Rojava “Revolution” and the Bankruptcy of Revisionism

The reason for Rojava’s rapid military collapse is simple. The SDF relied on external support from US imperialism, and once that favor was passed from one puppet to another, the Rojava leadership quickly found itself isolated. Similarly heavily on ethnically Arab tribal militias who had sided with them opportunistically against ISIS. Old feudal tribal structures of personal subjugation were never dissolved but incorporated wholesale into the State. Facing the advancing Syrian Army, the Arab semi-feudal landlord class immediately changed sides to the winning one.

More than ten years of the Rojava “revolution” did not overthrow imperialism, semi-feudalism, and bureaucrat capitalism. The leaders of Rojava have served US imperialism’s plan to maintain its hold on the region and simultaneously opened up its market to both US and Russian capital, citing realpolitik.

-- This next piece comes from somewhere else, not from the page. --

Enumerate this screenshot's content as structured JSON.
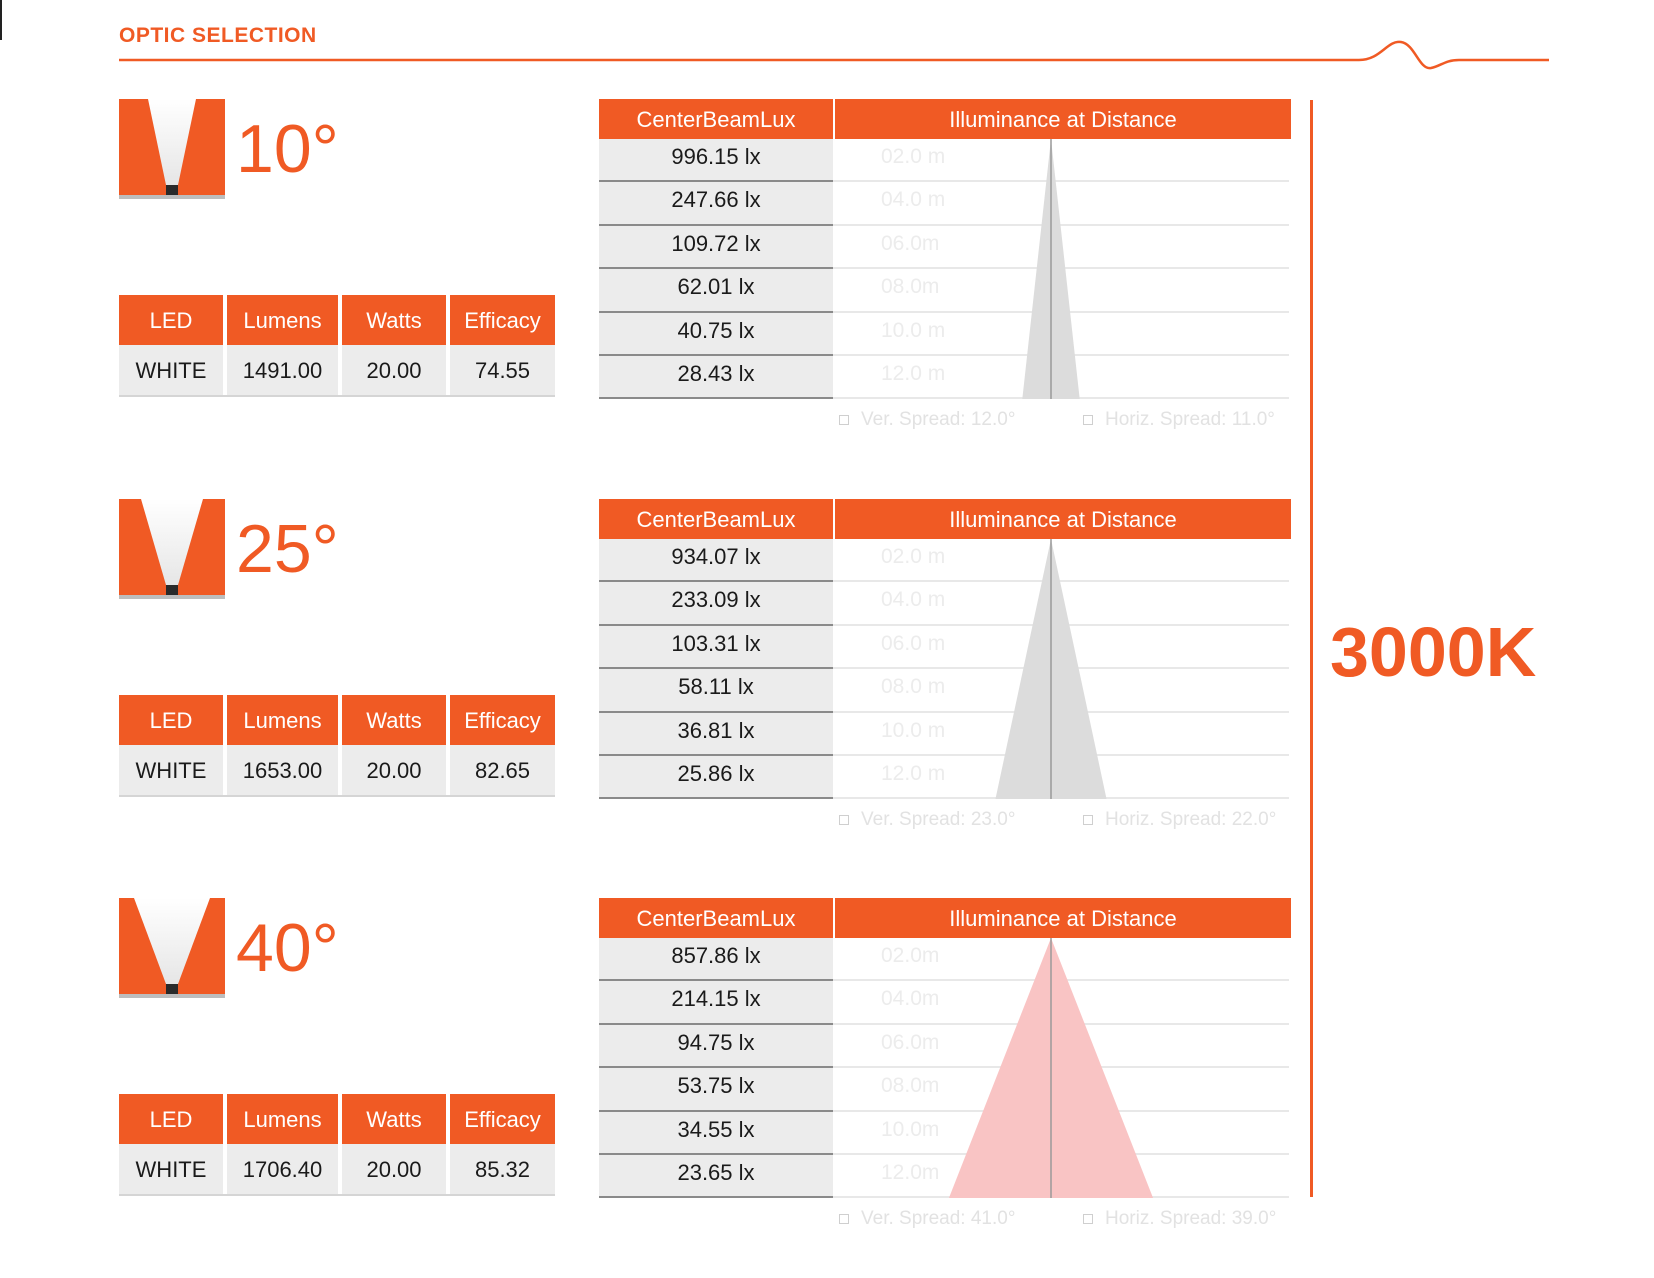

Land reforms were not carried out thoroughly; the State has distributed some land to peasants without touching the interests of big and medium landowners. Meanwhile, in both the countryside and the cities, the State tried to set up profit-oriented “cooperatives” based on competition. With a formal democratic ruse – now taken to mean bourgeois and not people’s democracy – the Kurdish national (middle) capitalists in Power are trying to create a big capitalist class and reintegrate into the global imperialist system.

In Rojava, national contradictions have continued to sharpen between the Arabs – the majority of the Syrian population – and the Kurds that by and large control the State machinery, as well as other minorities such as Assyrians and Yazidis.

Only few months ago, the Kurdish Workers Party itself, which operated in Turkey, officially liquidated the armed struggle and surrendered to the State. This proved a major milestone in the degeneration of the Kurdish national movement.

The dominant political leadership of the Kurdish national movement has formally rejected Marxism since 1990s, the leading role of the working class, and the need for new democratic revolution. It is a movement of the Kurdish national capitalists. Despite this, numerous revisionist groups in the region have heralded it as an example of revolutionary transformation for opportunistic reasons. One such example are the right liquidationists in Turkey, who have attempted to destroy the new democratic revolution in Turkey led by the Communist Party of Turkey/Marxist-Leninist and tail behind the revisionist leadership in command of the Kurdish national movement.